Part of the allure, of course, was the bugs themselves. We are both repulsed and fascinated by insects because of their distinct appearances—so different from ours!—as well as by their sheer numbers and remarkable survival skills. To experience them up close and personal gave audiences a chance to both shiver in delight and marvel at the special effects technology that birthed these ugly monstrosities. The filmmakers’ methods varied: in Them!, the giant ants were constructed and manipulated by technicians, but in Tarantula and Beginning of the End, actual insects (tarantulas and grasshoppers) were filmed and magnified to create the desired effects.
Some of the films had “teachable” moments that explained to characters and the audience how special the insects actually were.
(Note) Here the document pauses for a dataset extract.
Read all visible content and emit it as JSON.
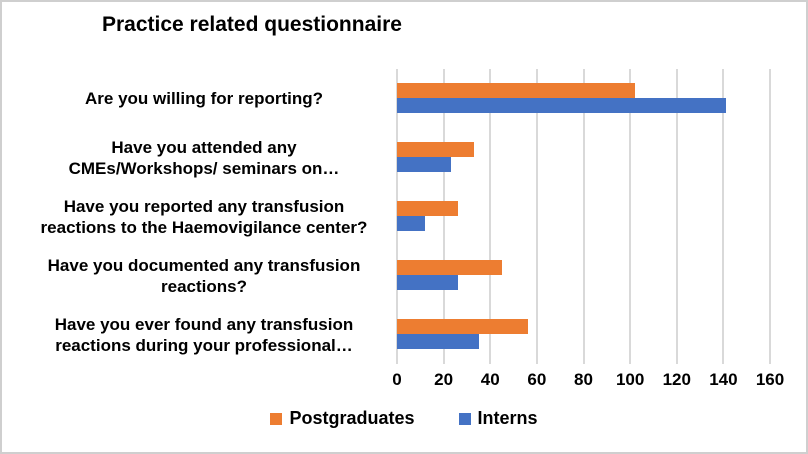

In Them!, entomologist Harold Medford (Edmund Gwenn) shows military personnel a short film that explains the “nature of the creatures we are up against.” The film is a mini nature documentary that instructs us about the history of ants, their incredible strength and resilience, and their variety as a species—there is even a special appearance by Camponotus Vicinus, the specific type of ant terrorizing the residents of the New Mexico town.
The bugs of the 1950s represented particular fears of the era, specifically of nuclear bombs and their after effects; professor of history William M. Tsutsui noted that big bug movies of the 1950s might actually have mirrored fears about increasingly sophisticated insecticide and pest removal formulas like DDT. Regardless of what specific anxieties the films tapped into, the swift responses by law enforcement, military, and scientists in the films reflected audiences’ need to see law and order restore the status quo. After the 1950s, bugs continued to squirm their way into popular culture. They remained a staple in horror and science fiction with films like Arachnophobia (1990), Tremors (1990), Starship Troopers (1997), and Bug (2006) but also migrated to other genres, including children’s films like A Bug’s Life (1998) and Bee Movie (2007). It seems that whatever their size or dispositions, our multi-legged arthropod friends continue to both repulse and fascinate us.